To further investigate the effectiveness of SSSE, we show the results of SSSERN with and without SSSE modules. As shown in Figure 4, the SSSE module is attached onto the residual block (resBlock). When the SSSE modules are deleted, SSSERN is reduced to a general residual network. Figure 11 shows the OA of SSSERN with and without SSSE modules. It can be clearly seen that SSSE modules were more effective than traditional residual modules, and the optimal number of SSSE blocks was either 3 or 4.

3.4. Investigation on the Stimulus Values by the SSSE Structure

Although previous experiments have proven the effectiveness of SSSE blocks in improving the network performance, we also want to understand how the automatic gating incentive mechanism works in practice. In this subsection, to show the behavior of the SSSE structure more clearly, we will study the activation outputs of individual samples in the model and check their distribution for different classes on different residual modules. Specifically, we choose six different classes from the Indian Pines data set (Classes 1, 3, 4, 11, 14, and 15), and select 50 samples from each class, and then calculate the average of the SSSE module output of these samples in different layers.

As the activation value in the SSSE structure is composed of two parts—namely, the stimulus value in the spectral and spatial dimensions—the visualization results of these two parts will be shown below.

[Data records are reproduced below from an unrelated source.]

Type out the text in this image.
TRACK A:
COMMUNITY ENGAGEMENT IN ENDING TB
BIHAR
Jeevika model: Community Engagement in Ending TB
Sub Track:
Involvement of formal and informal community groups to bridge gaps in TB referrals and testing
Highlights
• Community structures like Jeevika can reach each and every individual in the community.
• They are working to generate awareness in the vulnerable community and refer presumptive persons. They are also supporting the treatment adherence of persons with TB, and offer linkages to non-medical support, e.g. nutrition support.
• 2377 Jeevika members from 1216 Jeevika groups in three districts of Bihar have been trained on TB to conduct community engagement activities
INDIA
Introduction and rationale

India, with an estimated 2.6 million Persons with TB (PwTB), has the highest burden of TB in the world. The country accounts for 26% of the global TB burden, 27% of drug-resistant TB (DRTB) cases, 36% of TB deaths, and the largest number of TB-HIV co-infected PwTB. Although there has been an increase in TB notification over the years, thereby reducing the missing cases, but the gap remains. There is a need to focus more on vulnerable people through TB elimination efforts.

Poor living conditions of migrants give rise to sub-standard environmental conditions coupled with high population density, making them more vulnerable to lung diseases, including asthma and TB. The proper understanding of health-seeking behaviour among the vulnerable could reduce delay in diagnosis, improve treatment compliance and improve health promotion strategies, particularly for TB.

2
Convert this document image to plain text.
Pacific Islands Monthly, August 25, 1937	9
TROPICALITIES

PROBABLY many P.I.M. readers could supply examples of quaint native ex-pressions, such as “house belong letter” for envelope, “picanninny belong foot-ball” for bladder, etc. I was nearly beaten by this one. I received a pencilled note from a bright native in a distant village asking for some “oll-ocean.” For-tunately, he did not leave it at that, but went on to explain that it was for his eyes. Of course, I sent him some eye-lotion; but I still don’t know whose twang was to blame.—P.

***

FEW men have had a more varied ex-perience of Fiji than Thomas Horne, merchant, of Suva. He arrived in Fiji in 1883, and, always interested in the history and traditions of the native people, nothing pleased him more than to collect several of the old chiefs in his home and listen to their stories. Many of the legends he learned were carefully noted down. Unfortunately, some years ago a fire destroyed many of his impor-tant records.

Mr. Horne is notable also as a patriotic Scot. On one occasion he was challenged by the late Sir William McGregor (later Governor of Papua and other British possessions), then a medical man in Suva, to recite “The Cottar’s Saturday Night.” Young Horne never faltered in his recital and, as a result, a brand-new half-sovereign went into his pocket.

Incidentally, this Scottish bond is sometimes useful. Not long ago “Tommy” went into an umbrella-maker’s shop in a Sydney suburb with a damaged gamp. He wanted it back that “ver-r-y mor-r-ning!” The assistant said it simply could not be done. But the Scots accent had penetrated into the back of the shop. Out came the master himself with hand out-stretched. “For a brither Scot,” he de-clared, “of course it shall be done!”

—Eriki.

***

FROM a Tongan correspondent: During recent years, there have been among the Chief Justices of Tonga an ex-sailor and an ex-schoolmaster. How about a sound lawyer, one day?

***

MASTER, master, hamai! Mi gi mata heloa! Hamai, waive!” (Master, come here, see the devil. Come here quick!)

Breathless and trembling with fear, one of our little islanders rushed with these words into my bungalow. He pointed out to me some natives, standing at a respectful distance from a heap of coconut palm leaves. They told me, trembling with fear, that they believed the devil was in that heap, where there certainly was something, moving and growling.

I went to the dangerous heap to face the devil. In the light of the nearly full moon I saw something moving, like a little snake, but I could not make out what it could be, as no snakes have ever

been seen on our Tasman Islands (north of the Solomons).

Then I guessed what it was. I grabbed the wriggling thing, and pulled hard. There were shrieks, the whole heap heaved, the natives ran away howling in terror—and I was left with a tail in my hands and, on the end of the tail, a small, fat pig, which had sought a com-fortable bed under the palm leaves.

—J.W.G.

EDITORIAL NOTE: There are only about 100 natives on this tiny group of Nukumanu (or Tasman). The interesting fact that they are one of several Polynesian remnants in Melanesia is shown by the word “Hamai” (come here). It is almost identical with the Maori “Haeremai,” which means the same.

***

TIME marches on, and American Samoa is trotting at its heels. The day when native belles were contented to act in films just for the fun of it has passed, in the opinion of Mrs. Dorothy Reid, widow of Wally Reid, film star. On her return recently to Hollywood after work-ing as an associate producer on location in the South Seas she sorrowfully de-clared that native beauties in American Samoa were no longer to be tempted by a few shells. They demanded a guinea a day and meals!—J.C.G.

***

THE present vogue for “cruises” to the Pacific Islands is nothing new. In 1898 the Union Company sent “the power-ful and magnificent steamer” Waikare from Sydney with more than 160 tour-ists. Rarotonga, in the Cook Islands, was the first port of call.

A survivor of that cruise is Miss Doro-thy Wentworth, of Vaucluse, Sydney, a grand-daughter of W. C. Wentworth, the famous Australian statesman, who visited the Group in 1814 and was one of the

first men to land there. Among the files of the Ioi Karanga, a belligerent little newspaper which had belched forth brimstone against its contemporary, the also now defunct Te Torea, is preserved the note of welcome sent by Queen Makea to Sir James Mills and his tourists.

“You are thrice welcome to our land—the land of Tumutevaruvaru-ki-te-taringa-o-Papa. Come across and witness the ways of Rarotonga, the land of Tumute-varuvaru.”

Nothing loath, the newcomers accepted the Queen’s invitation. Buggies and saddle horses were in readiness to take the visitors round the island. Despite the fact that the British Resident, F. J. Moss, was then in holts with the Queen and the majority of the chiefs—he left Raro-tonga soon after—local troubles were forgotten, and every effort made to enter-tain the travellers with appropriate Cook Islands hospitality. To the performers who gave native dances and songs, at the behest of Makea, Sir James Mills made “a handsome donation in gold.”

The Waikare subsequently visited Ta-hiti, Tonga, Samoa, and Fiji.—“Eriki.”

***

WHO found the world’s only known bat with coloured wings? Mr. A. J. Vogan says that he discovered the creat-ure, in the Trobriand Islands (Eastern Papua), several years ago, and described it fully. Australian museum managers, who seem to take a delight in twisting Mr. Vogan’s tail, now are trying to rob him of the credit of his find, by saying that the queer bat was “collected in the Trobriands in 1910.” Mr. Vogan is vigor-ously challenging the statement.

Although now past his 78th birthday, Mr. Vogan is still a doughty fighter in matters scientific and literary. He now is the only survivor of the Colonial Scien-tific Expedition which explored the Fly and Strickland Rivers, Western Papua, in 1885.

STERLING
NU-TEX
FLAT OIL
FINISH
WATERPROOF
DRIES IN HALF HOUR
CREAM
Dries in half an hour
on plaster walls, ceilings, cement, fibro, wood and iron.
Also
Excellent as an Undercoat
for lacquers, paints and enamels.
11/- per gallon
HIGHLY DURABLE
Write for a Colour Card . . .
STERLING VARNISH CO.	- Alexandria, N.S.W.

Figure 12 shows the averaged spectral dimension stimulus value for each class. It can be seen that different classes of samples had different stimulus values for each channel, in each SSSE structure. In the third SSSE structure, Classes 1, 3, 4, and 14 showed synchronization suppression effects at the 36th channel, which demonstrates that the spectral characteristics of these classes were similar in this channel.

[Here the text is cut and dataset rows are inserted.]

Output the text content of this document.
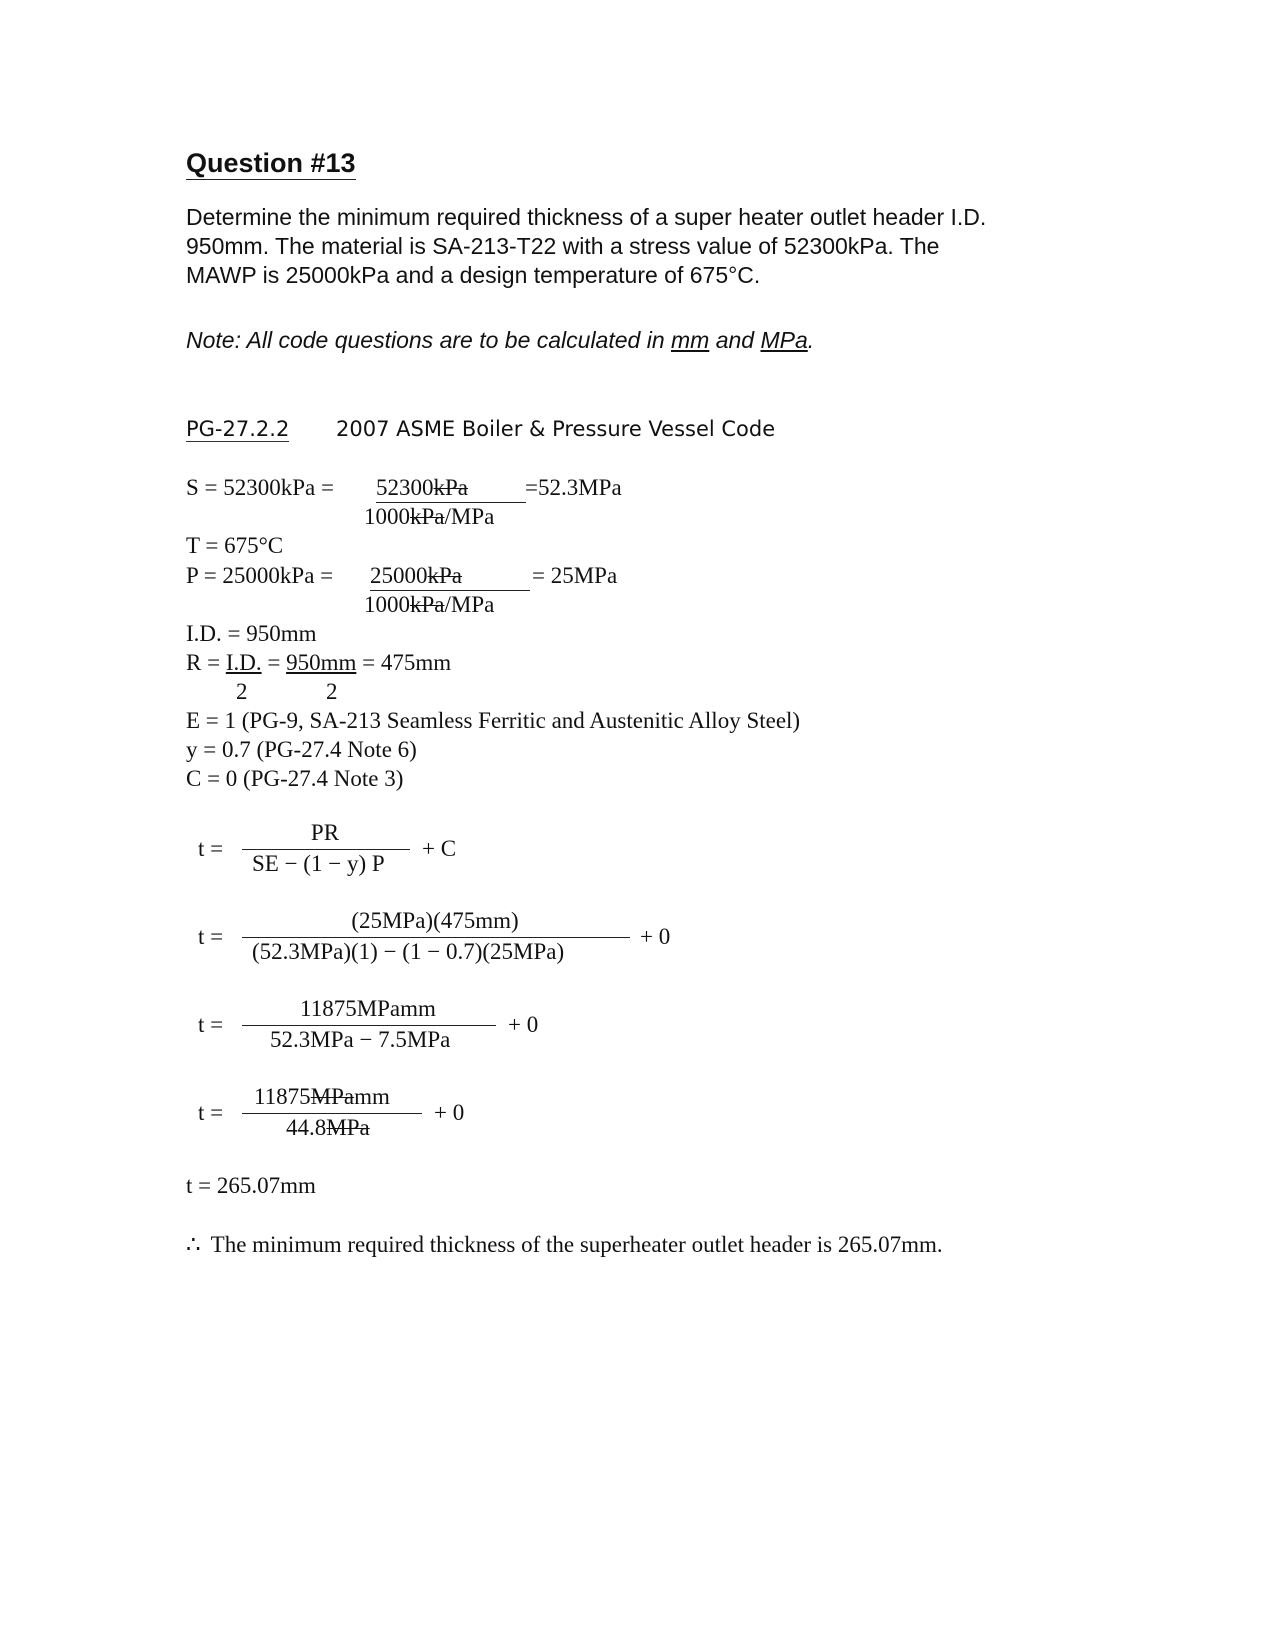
Question #13
Determine the minimum required thickness of a super heater outlet header I.D.
950mm. The material is SA-213-T22 with a stress value of 52300kPa. The
MAWP is 25000kPa and a design temperature of 675°C.
Note: All code questions are to be calculated in mm and MPa.
PG-27.2.2 2007 ASME Boiler & Pressure Vessel Code
S = 52300kPa = 52300kPa	=52.3MPa
1000kPa/MPa
T = 675°C
P = 25000kPa = 25000kPa	= 25MPa
1000kPa/MPa
I.D. = 950mm
R = I.D. = 950mm = 475mm
2	2
E = 1 (PG-9, SA-213 Seamless Ferritic and Austenitic Alloy Steel)
y = 0.7 (PG-27.4 Note 6)
C = 0 (PG-27.4 Note 3)
t =
PR
SE − (1 − y) P
+ C
t =
(25MPa)(475mm)
(52.3MPa)(1) − (1 − 0.7)(25MPa)
+ 0
t =
11875MPamm
52.3MPa − 7.5MPa
+ 0
t =
11875MPamm
44.8MPa
+ 0
t = 265.07mm
∴ The minimum required thickness of the superheater outlet header is 265.07mm.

Figure 13 shows the activation values of the six classes in the spatial dimensions of different SSSE layers. In the figure, the brighter part corresponds to higher activation values. It can be seen that the features were almost always activated at the center position, and the positions around the boundary were suppressed. The boundary pixels may have been background pixels or pixels from different classes for a large window. In addition, they were far away from the central pixel and, hence, were less important. By suppressing these boundary pixels, the SSSERN model can obtain better results.

4. Discussion

The SSSE structure can re-calibrate the spatial and spectral features by using learning methods and has achieved the purpose of suppressing or stimulating certain features related to classification. In the following, we will provide an example to display the effect of SSSE. Given a pixel from Class 11 of the Indian Pines data set, we can construct an $11\times 11$ spatial neighborhood, as shown in Figure 14. It is clear that the neighborhood contains background pixels with label 0, and pixels from the same class 11, and from the (different) classes 5 and 6. We compute the simulation value of the first layer SpatialSE structure, corresponding to the pixels in the neighborhood, and show the simulation values as different colors in Figure 14. The brighter or darker colors correspond to larger or smaller excitation values. It can be clearly seen that SpatialSE can generate a mask to stimulate the homogeneous pixels which are helpful for classification and, meanwhile, suppress inhomogeneous pixels (i.e., background pixels and pixels from classes 5 and 6) which have negative effects on the classification.

5. Conclusions

In this paper, we have proposed a spatial–spectral squeeze-and-excitation residual network (SSSERN) method for HSI classification. In the framework of a residual network, the proposed SSSERN contains four SSSE blocks, which can excite or suppress features in the spectral and spatial dimensions, simultaneously, by feature re-calibration. The proposed SSSERN is compared with some state-of-the-art deep learning methods. The experimental results on the Indian Pines and University of Pavia data sets have shown the effectiveness of SSSERN.